Intralinguistic relations exist between words or lexical units in a language.

Syntagmatic Relations

Define the meaning the word has when it is used in combination with other words in the flow of speech.

Paradigmatic Relations

Define the word meaning through its interrelation with other members of the subgroup in question.

Homonymy

In general, it may be defined as two or more words with the same shape but different meanings and different etymologies: Identical in sound (and form) but different in meaning.

  • Difficulty in the establishment of ‘sameness’: We do not make the same distinctions in both speech and writing: lead (metal) – lead (dog’s lead) are spelled the same but pronounced differently: Homographs.
  • It is held that languages where short words abound have more homonyms.
  • Use of homonyms in fiction: word play and puns.

Full Homonymy

Some words are homonymous in all their forms: e.g., seal (a sea animal) and seal (a design printed on paper by means of a stamp).

Partial Homonymy Between Individual Word-Forms

Although some individual word-forms are homonymous, the whole of the paradigm is not identical. e.g. seal (a sea animal) & (to) seal (to close tightly).

Partial Homonymy Within One Part of Speech

Two verbs: lie /laɪ/ (to be in a horizontal or resting position) and lie /laɪ/ (to make an untrue statement). Partial homonymy as only two word-forms /laɪ/, /laɪz/ are homonymous, all other forms of the two verbs are different.

Polysemy

Monosemantic words are relatively rare, mainly scientific terms, e.g. molecule, and even in those cases, they might develop additional, metaphorical meanings (e.g. he is a molecule, meaning “he is very small” or “he is a very important component”). Polysemantic words are the most: they possess more than one meaning.

  • The more common the word the more meanings it has. The actual number of meanings of commonly used words ranges from five to about a hundred.
  • Only one of the meanings of a polysemous word will fit into a given context. However, occasionally ambiguity may also arise: e.g. There was a bat under the tree. (A flying mammal? Or an implement used to hit the ball in cricket?).
  • Polysemy is an essential condition for language efficiency: It provides economy and flexibility in language.

Problems

Number of Meanings

  • One meaning cannot always be delimited and distinguished from another. It is not easy to say without hesitation whether two meanings are the same or different.
  • We cannot determine exactly how many meanings a polysemous word has.
  • A word may have both a ‘literal’ meaning and one or more ‘transferred’ meanings: ‘metaphor’: when a word appears to have a ‘literal’ and a ‘transferred’ meaning.

Transference of Meanings

Many adjectives may be used either literally for the quality they refer to or with the transferred meaning of being the source of the quality. lit. ‘John is sad’ (he feels sadness). transf. ‘The book is sad’ (it causes someone else to feel sad).

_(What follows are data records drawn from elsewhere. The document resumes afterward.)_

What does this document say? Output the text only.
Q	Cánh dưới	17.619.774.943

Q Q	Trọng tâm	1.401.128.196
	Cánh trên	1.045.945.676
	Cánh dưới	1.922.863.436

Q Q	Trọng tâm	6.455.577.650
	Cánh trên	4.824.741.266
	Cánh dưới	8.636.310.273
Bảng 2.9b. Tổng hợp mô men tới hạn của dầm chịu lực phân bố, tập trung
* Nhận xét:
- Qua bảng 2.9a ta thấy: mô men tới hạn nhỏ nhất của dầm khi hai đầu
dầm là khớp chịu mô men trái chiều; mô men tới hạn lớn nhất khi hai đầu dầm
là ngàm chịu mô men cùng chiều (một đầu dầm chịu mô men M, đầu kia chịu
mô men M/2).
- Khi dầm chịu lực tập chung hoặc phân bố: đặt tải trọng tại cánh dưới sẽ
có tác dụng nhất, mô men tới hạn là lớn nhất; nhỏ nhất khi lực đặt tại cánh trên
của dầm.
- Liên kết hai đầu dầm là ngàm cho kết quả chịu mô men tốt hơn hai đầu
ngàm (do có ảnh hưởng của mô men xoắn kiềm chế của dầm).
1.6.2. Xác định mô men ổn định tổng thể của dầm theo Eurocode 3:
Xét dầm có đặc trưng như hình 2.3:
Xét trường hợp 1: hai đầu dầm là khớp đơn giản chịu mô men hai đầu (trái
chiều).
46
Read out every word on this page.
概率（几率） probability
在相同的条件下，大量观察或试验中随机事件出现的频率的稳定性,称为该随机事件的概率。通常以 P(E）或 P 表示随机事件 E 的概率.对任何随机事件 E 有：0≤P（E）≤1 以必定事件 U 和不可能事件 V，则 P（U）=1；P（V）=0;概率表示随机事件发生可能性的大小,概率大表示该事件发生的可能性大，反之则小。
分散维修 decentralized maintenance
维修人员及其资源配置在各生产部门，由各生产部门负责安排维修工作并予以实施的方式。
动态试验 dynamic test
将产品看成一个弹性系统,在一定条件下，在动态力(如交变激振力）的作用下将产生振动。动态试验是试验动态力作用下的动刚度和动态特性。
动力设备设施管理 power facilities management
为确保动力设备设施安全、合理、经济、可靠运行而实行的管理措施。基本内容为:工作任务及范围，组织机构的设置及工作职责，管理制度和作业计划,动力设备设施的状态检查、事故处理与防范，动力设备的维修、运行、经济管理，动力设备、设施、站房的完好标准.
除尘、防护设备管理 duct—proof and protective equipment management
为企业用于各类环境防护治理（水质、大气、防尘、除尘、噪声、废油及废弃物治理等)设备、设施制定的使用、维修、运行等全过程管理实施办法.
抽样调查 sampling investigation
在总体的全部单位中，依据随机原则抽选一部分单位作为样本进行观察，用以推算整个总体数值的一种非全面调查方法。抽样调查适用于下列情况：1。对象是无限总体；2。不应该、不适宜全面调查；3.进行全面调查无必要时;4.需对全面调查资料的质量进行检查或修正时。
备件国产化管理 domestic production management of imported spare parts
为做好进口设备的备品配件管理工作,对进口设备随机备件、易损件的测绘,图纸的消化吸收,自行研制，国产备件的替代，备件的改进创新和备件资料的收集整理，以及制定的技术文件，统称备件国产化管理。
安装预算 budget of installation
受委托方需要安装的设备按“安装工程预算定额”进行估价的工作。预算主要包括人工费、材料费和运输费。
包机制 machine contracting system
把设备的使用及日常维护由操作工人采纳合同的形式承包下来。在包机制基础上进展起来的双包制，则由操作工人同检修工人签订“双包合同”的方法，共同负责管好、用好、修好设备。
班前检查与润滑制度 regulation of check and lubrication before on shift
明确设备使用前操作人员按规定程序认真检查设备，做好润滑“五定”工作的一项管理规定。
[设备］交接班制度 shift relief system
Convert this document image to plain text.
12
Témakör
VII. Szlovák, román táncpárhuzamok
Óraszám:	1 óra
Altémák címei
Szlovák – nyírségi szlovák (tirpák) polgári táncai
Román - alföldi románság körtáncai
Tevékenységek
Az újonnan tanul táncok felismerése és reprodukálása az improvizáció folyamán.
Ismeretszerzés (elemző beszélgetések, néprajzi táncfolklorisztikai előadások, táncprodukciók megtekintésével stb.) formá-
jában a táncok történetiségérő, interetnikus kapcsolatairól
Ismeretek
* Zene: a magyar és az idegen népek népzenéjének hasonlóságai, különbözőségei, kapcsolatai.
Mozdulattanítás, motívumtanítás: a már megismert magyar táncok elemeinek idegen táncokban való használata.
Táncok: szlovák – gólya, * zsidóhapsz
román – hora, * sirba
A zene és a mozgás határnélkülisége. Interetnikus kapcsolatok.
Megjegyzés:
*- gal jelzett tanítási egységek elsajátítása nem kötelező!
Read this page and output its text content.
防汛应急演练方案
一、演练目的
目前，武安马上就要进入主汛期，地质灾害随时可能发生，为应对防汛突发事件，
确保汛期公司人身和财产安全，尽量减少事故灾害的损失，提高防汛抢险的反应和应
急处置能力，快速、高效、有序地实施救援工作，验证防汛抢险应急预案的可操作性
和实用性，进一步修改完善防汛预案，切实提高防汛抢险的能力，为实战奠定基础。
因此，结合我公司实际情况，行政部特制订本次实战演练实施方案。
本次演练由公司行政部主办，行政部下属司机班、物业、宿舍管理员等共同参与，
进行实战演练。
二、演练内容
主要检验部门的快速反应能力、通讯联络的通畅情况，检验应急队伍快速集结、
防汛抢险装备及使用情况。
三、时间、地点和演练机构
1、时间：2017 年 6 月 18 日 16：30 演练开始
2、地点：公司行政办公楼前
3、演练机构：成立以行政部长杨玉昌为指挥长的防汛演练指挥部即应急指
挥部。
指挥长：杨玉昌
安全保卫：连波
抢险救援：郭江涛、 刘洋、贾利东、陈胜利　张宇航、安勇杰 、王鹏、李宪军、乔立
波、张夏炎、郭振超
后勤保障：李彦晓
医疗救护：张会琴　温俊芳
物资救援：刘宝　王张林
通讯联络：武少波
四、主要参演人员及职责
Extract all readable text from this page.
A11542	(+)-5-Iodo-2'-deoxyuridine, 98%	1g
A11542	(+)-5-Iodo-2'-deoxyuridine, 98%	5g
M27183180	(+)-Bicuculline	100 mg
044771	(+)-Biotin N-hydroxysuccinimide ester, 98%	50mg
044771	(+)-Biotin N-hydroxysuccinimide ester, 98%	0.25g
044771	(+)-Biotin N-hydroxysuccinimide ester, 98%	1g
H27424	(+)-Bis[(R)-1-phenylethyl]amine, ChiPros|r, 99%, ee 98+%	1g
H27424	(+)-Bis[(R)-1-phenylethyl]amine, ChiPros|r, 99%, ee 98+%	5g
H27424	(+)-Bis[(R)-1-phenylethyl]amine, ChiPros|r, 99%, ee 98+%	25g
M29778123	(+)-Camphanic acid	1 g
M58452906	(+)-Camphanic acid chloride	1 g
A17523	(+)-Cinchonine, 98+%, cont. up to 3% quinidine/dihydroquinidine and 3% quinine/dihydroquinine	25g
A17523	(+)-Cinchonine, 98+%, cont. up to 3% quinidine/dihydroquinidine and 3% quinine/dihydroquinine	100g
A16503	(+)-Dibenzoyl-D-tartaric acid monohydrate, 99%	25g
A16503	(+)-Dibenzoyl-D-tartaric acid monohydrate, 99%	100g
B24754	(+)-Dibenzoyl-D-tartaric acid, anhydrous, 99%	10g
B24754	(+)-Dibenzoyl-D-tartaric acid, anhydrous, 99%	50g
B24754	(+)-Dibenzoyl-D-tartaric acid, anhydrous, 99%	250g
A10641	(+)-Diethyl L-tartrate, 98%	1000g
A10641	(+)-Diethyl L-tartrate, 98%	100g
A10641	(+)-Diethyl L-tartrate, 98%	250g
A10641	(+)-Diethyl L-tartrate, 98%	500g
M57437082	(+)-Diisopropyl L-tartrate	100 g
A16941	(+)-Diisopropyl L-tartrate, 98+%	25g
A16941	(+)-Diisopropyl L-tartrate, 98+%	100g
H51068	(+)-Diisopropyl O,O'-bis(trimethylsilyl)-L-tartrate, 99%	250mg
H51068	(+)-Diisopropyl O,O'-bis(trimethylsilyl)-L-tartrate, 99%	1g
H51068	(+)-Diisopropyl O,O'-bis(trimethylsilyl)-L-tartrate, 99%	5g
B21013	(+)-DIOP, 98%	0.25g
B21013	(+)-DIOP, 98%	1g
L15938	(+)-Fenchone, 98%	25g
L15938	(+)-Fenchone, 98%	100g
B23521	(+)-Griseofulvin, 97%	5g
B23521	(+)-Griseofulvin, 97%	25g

Interrelation and Interdependence of the Various Meanings of the Same Word

  • Diachronically, polysemy may be viewed as a historical change in the semantic structure of the word resulting in: the growth and development of or, in general, as a change in the semantic structure of the word.
  • Disappearance of some meanings.
  • New meanings being added to the ones already existing.
  • The rearrangement of these meanings in its semantic structure.
  • Synchronically, polysemy is understood as the coexistence of the various meanings of the same word at a certain historical period and the arrangement of these meanings in the semantic structure of the word.

Difficulty in Recognizing Polysemy

  • One word with several meanings vs. several words with the same shape – spelling and/or pronunciation?
  • Different meanings should be counted as different lexical items
  • Words that have multiple related but distinct meanings are polysemous.
  • Three criteria: diachronic/etymology, synchronic/semantic and distribution/context.

Ambiguity

Lexical ambiguity: “a word with more than one possible meaning in a context”. In nouns, verbs, and prepositions.

Polysemy and Semantic Structure

  • Some meaning (or meanings) is representative of the word in isolation (they occur to us when we hear the word or see it written on paper): free or denominative meaning(s).
  • Other meanings are perceived only in certain contexts.
  • The denotational and central meaning of a word is usually common to different languages, but not the connotational ones: blue (means azul. In English, it is pornography in Spanish pornografia is green).
  • The whole semantic structure of words is altogether different in different languages.